A, voi giovani, il papa ha tradotto così questa parabola, invitandovi a lasciare la “vostra impronta nella storia”: «Andare per le strade seguendo la “pazzia” del nostro Dio che ci insegna a incontrarlo nell’affamato, nell’assetato, nel nudo, nel malato, nell’amico che è finito male, nel detenuto, nel profugo e nel migrante, nel vicino che è solo. Andare per le strade del nostro Dio che ci invita ad essere attori politici, persone che pensano, animatori sociali. Che ci stimola a pensare un’economia più solidale di questa. In tutti gli ambiti in cui vi trovate, l’amore di Dio ci invita a portare la Buona Notizia, facendo della propria vita un dono a Lui e agli altri. E questo significa essere coraggiosi, questo significa essere liberi!».

Per tutti noi in questa ricorrenza del Palio di Feltre sentiamoci raggiunti dal Vangelo di Gesù: vi è stato dato molto, donate molto, mettete il vostro dono.

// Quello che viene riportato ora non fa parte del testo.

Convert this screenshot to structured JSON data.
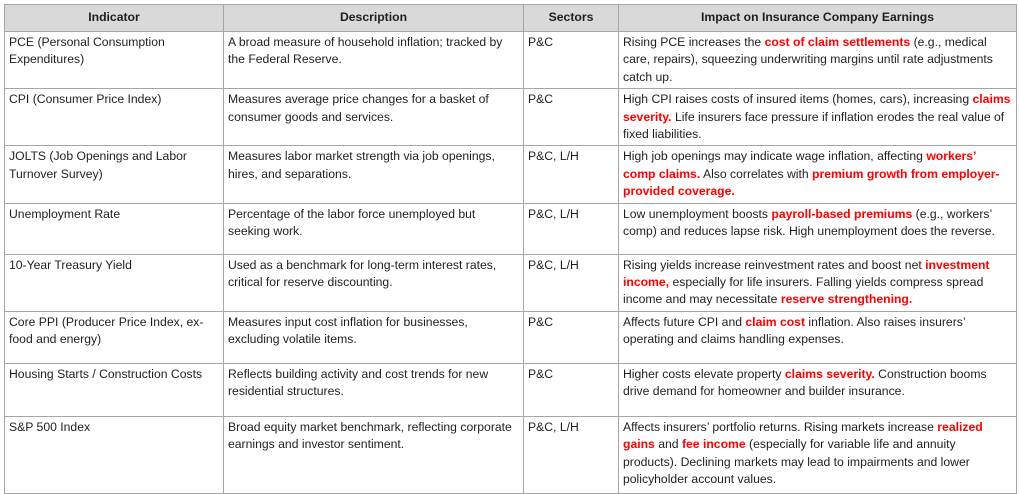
{
  "colors": {
    "highlight_red": "#ff0000",
    "header_background": "#d9d9d9",
    "border_gray": "#a6a6a6"
  },
  "table": {
    "headers": [
      "Indicator",
      "Description",
      "Sectors",
      "Impact on Insurance Company Earnings"
    ],
    "rows": [
      {
        "indicator": "PCE (Personal Consumption Expenditures)",
        "description": "A broad measure of household inflation; tracked by the Federal Reserve.",
        "sectors": "P&C",
        "impact": [
          {
            "text": "Rising PCE increases the "
          },
          {
            "text": "cost of claim settlements",
            "red": true
          },
          {
            "text": " (e.g., medical care, repairs), squeezing underwriting margins until rate adjustments catch up."
          }
        ]
      },
      {
        "indicator": "CPI (Consumer Price Index)",
        "description": "Measures average price changes for a basket of consumer goods and services.",
        "sectors": "P&C",
        "impact": [
          {
            "text": "High CPI raises costs of insured items (homes, cars), increasing "
          },
          {
            "text": "claims severity.",
            "red": true
          },
          {
            "text": " Life insurers face pressure if inflation erodes the real value of fixed liabilities."
          }
        ]
      },
      {
        "indicator": "JOLTS (Job Openings and Labor Turnover Survey)",
        "description": "Measures labor market strength via job openings, hires, and separations.",
        "sectors": "P&C, L/H",
        "impact": [
          {
            "text": "High job openings may indicate wage inflation, affecting "
          },
          {
            "text": "workers’ comp claims.",
            "red": true
          },
          {
            "text": " Also correlates with "
          },
          {
            "text": "premium growth from employer-provided coverage.",
            "red": true
          }
        ]
      },
      {
        "indicator": "Unemployment Rate",
        "description": "Percentage of the labor force unemployed but seeking work.",
        "sectors": "P&C, L/H",
        "impact": [
          {
            "text": "Low unemployment boosts "
          },
          {
            "text": "payroll-based premiums",
            "red": true
          },
          {
            "text": " (e.g., workers’ comp) and reduces lapse risk. High unemployment does the reverse."
          }
        ]
      },
      {
        "indicator": "10-Year Treasury Yield",
        "description": "Used as a benchmark for long-term interest rates, critical for reserve discounting.",
        "sectors": "P&C, L/H",
        "impact": [
          {
            "text": "Rising yields increase reinvestment rates and boost net "
          },
          {
            "text": "investment income,",
            "red": true
          },
          {
            "text": " especially for life insurers. Falling yields compress spread income and may necessitate "
          },
          {
            "text": "reserve strengthening.",
            "red": true
          }
        ]
      },
      {
        "indicator": "Core PPI (Producer Price Index, ex-food and energy)",
        "description": "Measures input cost inflation for businesses, excluding volatile items.",
        "sectors": "P&C",
        "impact": [
          {
            "text": "Affects future CPI and "
          },
          {
            "text": "claim cost",
            "red": true
          },
          {
            "text": " inflation. Also raises insurers’ operating and claims handling expenses."
          }
        ]
      },
      {
        "indicator": "Housing Starts / Construction Costs",
        "description": "Reflects building activity and cost trends for new residential structures.",
        "sectors": "P&C",
        "impact": [
          {
            "text": "Higher costs elevate property "
          },
          {
            "text": "claims severity.",
            "red": true
          },
          {
            "text": " Construction booms drive demand for homeowner and builder insurance."
          }
        ]
      },
      {
        "indicator": "S&P 500 Index",
        "description": "Broad equity market benchmark, reflecting corporate earnings and investor sentiment.",
        "sectors": "P&C, L/H",
        "impact": [
          {
            "text": "Affects insurers’ portfolio returns. Rising markets increase "
          },
          {
            "text": "realized gains",
            "red": true
          },
          {
            "text": " and "
          },
          {
            "text": "fee income",
            "red": true
          },
          {
            "text": " (especially for variable life and annuity products). Declining markets may lead to impairments and lower policyholder account values."
          }
        ]
      }
    ]
  }
}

E permettete che vi consegni quest’ultima parola detta ai giovani dal papa, ma che ci può vedere tutti destinatari: «Dio aspetta qualcosa da te, Dio vuole qualcosa da te, Dio aspetta te. Dio viene a rompere le nostre chiusure, viene ad aprire le porte delle nostre vite, delle nostre visioni, dei nostri sguardi. Dio viene ad aprire tutto ciò che ti chiude. Ti sta invitando a sognare, vuole farti vedere che il mondo con te può essere diverso. E’ così: se tu non ci metti il meglio di te, il mondo non sarà diverso. È una sfida».